Knapsack Algorithm Applications:
One early application of knapsack algorithms was in the construction and scoring of tests, in which the test-takers have a choice as to which questions they answer. For small examples it is a fairly simple process to provide the test-takers with such a choice. For example, if an exam contains 12 questions each worth 10 points, the test-taker need only answer 10 questions to achieve a maximum possible score of 100 points. However, on tests with a heterogeneous distribution of point values—i.e. different questions are worth different point values— it is more difficult to provide choices. Feuerman and Weiss proposed a system in which students are given a heterogeneous test with a total of 125 possible points. The students are asked to answer all of the questions to the best of their abilities. Of the possible subsets of problems whose total point values add up to 100, a knapsack algorithm would determine which subset gives each student the highest possible score.

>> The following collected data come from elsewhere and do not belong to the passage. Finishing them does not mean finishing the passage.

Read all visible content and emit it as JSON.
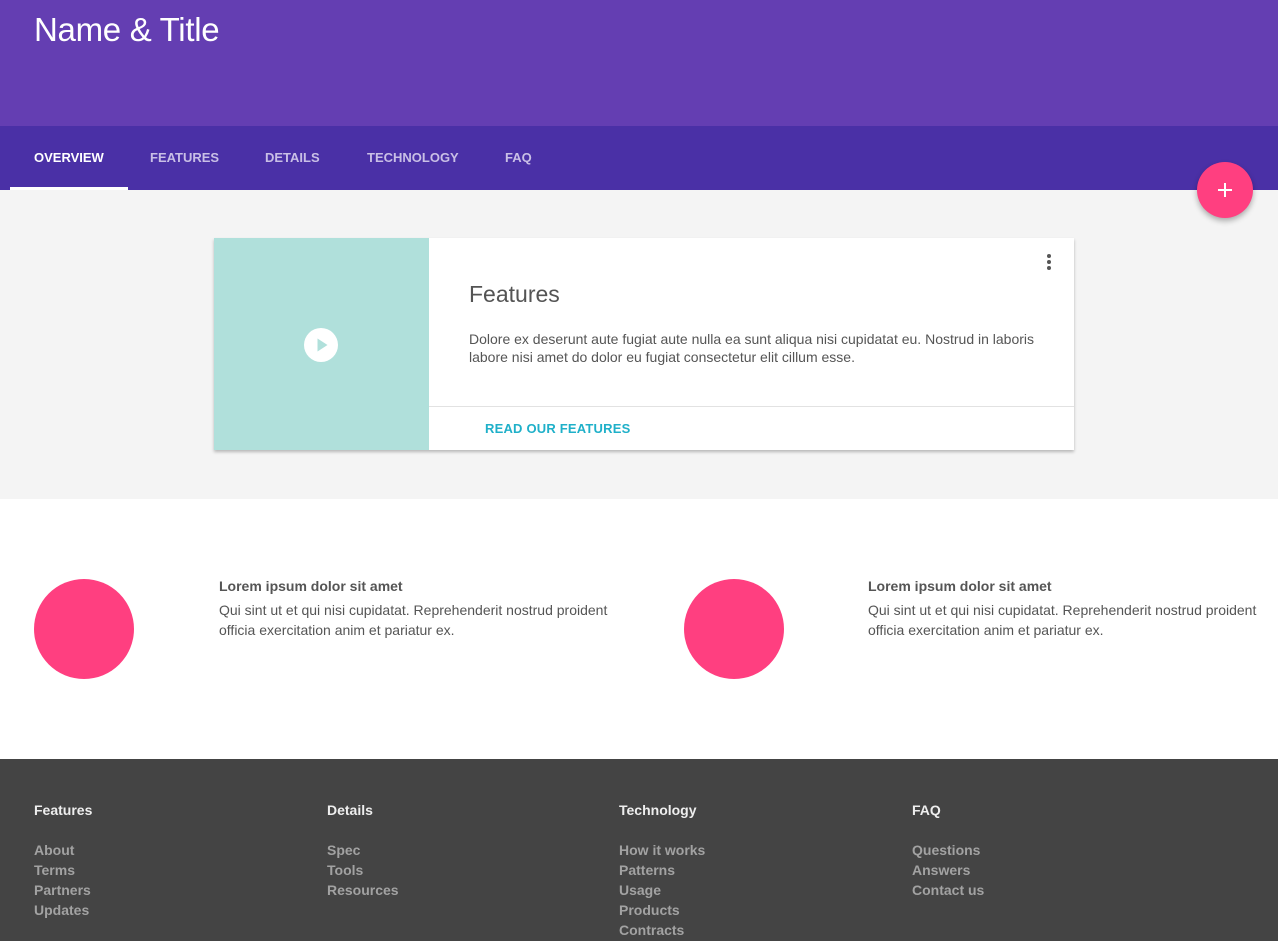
{
  "header": {
    "title": "Name & Title"
  },
  "tabs": [
    {
      "label": "Overview"
    },
    {
      "label": "Features"
    },
    {
      "label": "Details"
    },
    {
      "label": "Technology"
    },
    {
      "label": "FAQ"
    }
  ],
  "fab": {
    "icon": "plus-icon"
  },
  "card": {
    "heading": "Features",
    "body": "Dolore ex deserunt aute fugiat aute nulla ea sunt aliqua nisi cupidatat eu. Nostrud in laboris labore nisi amet do dolor eu fugiat consectetur elit cillum esse.",
    "action_label": "READ OUR FEATURES",
    "media_icon": "play-icon",
    "menu_icon": "more-vert-icon"
  },
  "features": [
    {
      "title": "Lorem ipsum dolor sit amet",
      "text": "Qui sint ut et qui nisi cupidatat. Reprehenderit nostrud proident officia exercitation anim et pariatur ex."
    },
    {
      "title": "Lorem ipsum dolor sit amet",
      "text": "Qui sint ut et qui nisi cupidatat. Reprehenderit nostrud proident officia exercitation anim et pariatur ex."
    }
  ],
  "footer": {
    "columns": [
      {
        "heading": "Features",
        "links": [
          "About",
          "Terms",
          "Partners",
          "Updates"
        ]
      },
      {
        "heading": "Details",
        "links": [
          "Spec",
          "Tools",
          "Resources"
        ]
      },
      {
        "heading": "Technology",
        "links": [
          "How it works",
          "Patterns",
          "Usage",
          "Products",
          "Contracts"
        ]
      },
      {
        "heading": "FAQ",
        "links": [
          "Questions",
          "Answers",
          "Contact us"
        ]
      }
    ]
  },
  "colors": {
    "header": "#643eb2",
    "tabs": "#4a30a6",
    "accent": "#ff3f80",
    "media": "#b0e0db",
    "link": "#1fb0c9",
    "footer": "#444444"
  }
}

Dynamic Programming Literature Review
Dynamic programming originated with the work of Bellman and has been applied to problems in operations research, economics, control theory, computer science, and several other areas. The theory has evolved in several directions: discrete vs. continuous states, finite vs. infinite (countable and uncountable) number of states, and deterministic vs. stochastic systems. Not surprisingly, the literature on dynamic programming is enormous.DP is applicable primarily to the types of problems that can be expressed as a sequence of decisions to be made at each of several stages. For other types of problems there are corresponding problem solving methods. These methods include divide – and – conquer, linear and integer programming, and branch – and – bound. Bellman’s Principle of Optimality is an important and Powerful principle for dynamic programming. It is, however, lacking in at least two ways.
(1) It is not stated very rigorously.
(2) The problem of obtaining the functional equations is not even addressed.
To obtain the functional equations, we must rely on methods beyond the scope of the Principle of Optimality. By the mid 1960’s several people had solved the first problem by showing that the Principle of Optimality derives from a monotonicity property of the cost functions. Karp and Held subsequently made considerable progress on the second problem. In their formulation, a combinatorial decision problem is assumed to be expressed in the form of a discrete decision process (DDP). This form is usually a fairly natural way to express the problem. The dynamic programming algorithm to solve the problem, on the other hand, corresponds to a sequential decision process (SDP). Karp and Held describe the transform (if it exists) from a discrete decision process to a sequential decision process.
Hence Dynamic programming is a technique for efficiently computing recurrences by storing partial results. Once you understand dynamic programming, it is usually easier to reinvent certain algorithms than try to look them up!
Dynamic programming is one of the most useful algorithmic techniques in practice:
- Morphing in computer graphics.
- Data compression for high density bar codes.
- Designing genes to avoid or contain specified patterns.